< Psalmen 67 >
1 Voor muziekbegeleiding; met harpen. Een psalm; een lied. God zij ons genadig, en zegene ons, En doe zijn aanschijn over ons lichten;
För sångmästaren, med strängaspel; en psalm, en sång.
2 Opdat men op aarde zijn wegen erkenne, Onder alle volken zijn heil.
Gud vare oss nådig och välsigne oss, han låte sitt ansikte lysa och ledsaga oss, (Sela)
3 De volkeren moeten U prijzen, o God; Alle naties moeten U loven!
för att man på jorden må känna din väg, bland alla hedningar din frälsning.

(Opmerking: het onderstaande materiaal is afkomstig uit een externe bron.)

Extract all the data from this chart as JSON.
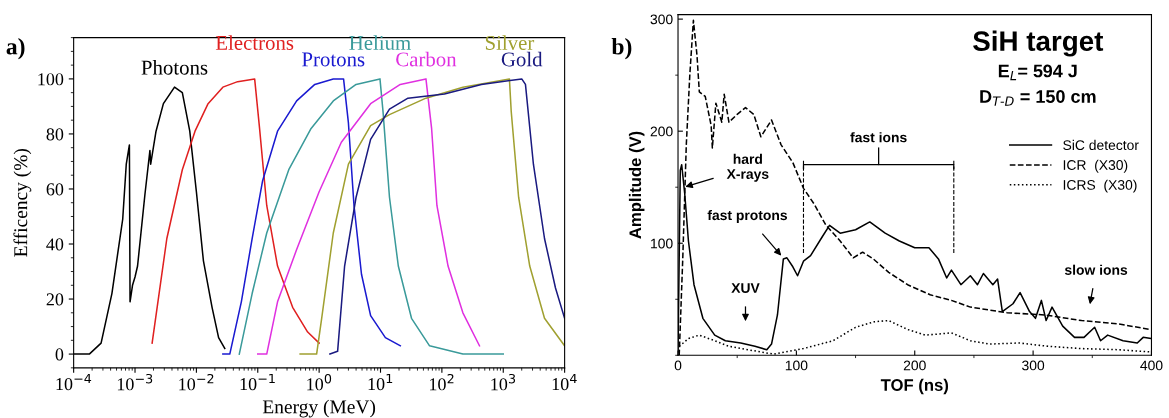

4 De volkeren zullen juichen en jubelen, Omdat Gij de wereld rechtvaardig regeert, Met gerechtigheid de volkeren richt, En de naties op aarde bestuurt.
Folken tacke dig, o Gud, alla folk tacke dig.
5 De volkeren moeten U prijzen, o God; Alle naties moeten U loven!
Folkslagen glädje sig och juble, ty du dömer folken rätt, och du leder folkslagen på jorden. (Sela)
6 De aarde heeft haar oogst gegeven, De Heer, onze God, ons gezegend;
Folken tacke dig, o Gud, alla folk tacke dig.
7 Moge God ons blijven zegenen, En alle grenzen der aarde Hem vrezen. De volkeren moeten U prijzen, o God; Alle naties moeten U loven!
Jorden har givit sin gröda. Gud, vår Gud, välsigne oss. Gud välsigne oss, och alla jordens ändar frukte honom.